The Northern Echo Manifesto calls on the main political parties to commit to reducing child poverty in the North East and outline how they will do so.
Recent horrifying reports from the North East Child Poverty Commission have outlined how the situation in the region is getting worse.
One in three babies, children and young people across the North East are growing up in poverty - and the area has experienced one of the steepest increases in child poverty rates over much of the last decade.
The North East has tens of thousands of children who qualify for free school meals, Universal Credit, the lowest wages of anywhere in the UK, the highest proportion of children living in workless households and the country's highest rates of food insecurity.
Amanda Bailey, director of the North East Child Poverty Commission, said: "We all want a North East in which every child has the support they need to thrive – but the reality is that tens of thousands of kids growing up in our region are having their current and future opportunities restricted by all the barriers that poverty and hardship bring. This cannot be right in what remains one of the largest economies in the world.

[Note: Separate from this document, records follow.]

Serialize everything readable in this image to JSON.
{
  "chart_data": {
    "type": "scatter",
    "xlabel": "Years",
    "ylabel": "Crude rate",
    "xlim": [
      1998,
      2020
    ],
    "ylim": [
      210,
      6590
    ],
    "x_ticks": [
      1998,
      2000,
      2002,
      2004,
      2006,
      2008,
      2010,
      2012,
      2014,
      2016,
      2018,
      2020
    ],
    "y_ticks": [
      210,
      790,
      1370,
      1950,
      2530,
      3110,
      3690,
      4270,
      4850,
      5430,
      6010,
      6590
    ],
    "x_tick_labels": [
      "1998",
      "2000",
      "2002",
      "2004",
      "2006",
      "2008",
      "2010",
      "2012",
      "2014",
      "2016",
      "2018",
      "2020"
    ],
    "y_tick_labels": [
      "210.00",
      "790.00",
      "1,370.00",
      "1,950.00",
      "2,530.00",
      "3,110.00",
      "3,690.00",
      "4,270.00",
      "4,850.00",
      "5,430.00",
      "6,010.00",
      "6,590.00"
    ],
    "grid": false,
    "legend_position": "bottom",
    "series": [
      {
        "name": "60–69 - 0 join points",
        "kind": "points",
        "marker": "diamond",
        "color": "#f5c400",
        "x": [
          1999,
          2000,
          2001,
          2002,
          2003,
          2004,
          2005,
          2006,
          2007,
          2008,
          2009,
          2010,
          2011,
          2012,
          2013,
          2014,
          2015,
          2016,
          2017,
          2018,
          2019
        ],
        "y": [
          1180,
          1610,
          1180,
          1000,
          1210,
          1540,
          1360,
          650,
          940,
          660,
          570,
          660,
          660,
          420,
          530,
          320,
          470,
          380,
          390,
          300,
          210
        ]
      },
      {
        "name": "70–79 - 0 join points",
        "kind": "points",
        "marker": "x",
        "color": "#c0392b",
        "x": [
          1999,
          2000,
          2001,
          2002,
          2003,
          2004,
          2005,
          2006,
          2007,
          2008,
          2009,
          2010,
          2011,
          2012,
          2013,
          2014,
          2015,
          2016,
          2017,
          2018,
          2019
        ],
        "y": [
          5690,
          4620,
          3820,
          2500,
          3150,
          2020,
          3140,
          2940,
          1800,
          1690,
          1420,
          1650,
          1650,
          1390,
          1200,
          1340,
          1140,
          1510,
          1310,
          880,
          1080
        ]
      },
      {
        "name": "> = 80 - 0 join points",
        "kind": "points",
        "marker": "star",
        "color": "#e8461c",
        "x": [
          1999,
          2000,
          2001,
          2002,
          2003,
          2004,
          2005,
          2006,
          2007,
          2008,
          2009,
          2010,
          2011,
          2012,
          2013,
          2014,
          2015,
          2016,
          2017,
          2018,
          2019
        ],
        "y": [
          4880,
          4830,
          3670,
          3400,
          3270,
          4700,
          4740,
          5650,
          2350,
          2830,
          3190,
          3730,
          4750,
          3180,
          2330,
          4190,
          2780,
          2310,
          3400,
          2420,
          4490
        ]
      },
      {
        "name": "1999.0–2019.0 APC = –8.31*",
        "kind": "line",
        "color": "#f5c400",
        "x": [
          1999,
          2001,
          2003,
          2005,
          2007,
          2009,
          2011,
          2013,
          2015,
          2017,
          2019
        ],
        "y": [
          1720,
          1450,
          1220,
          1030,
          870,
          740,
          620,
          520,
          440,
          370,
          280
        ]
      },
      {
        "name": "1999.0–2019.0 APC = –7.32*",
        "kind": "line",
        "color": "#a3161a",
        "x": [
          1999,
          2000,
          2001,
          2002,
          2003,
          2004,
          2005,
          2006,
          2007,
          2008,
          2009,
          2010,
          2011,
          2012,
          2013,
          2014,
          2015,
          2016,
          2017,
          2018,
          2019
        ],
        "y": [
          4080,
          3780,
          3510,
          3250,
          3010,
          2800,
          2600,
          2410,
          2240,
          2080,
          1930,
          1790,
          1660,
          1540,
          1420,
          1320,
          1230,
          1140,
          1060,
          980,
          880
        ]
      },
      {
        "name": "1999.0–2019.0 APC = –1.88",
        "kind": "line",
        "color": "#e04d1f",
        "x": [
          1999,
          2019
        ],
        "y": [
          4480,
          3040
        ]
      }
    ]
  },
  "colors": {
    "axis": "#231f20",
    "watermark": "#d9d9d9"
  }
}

"Any Prime Minister serious about improving the living standards and life chances of children in our region must make tackling child poverty an urgent and ongoing priority for their Government. This means committing to a new national child poverty strategy that cuts across Government departments, and recognises that investing in children and young people is fundamental to the future of both our region and our country.
"As a first step, this should include ending the ‘two-child limit’ policy, which we know has significantly driven up child poverty rates across the country – and now affects one in eight of all children growing up in the North East.
"It must include a guarantee that the National Living Wage, and Universal Credit, will always ensure families – both in and out of work – can at least afford the essentials, but which every food bank and charity supporting families across the North East knows they are currently failing to do.
"And it should, as a priority, expand the reach of free school meals – the current threshold for which every school and college across the region will confirm is far too low."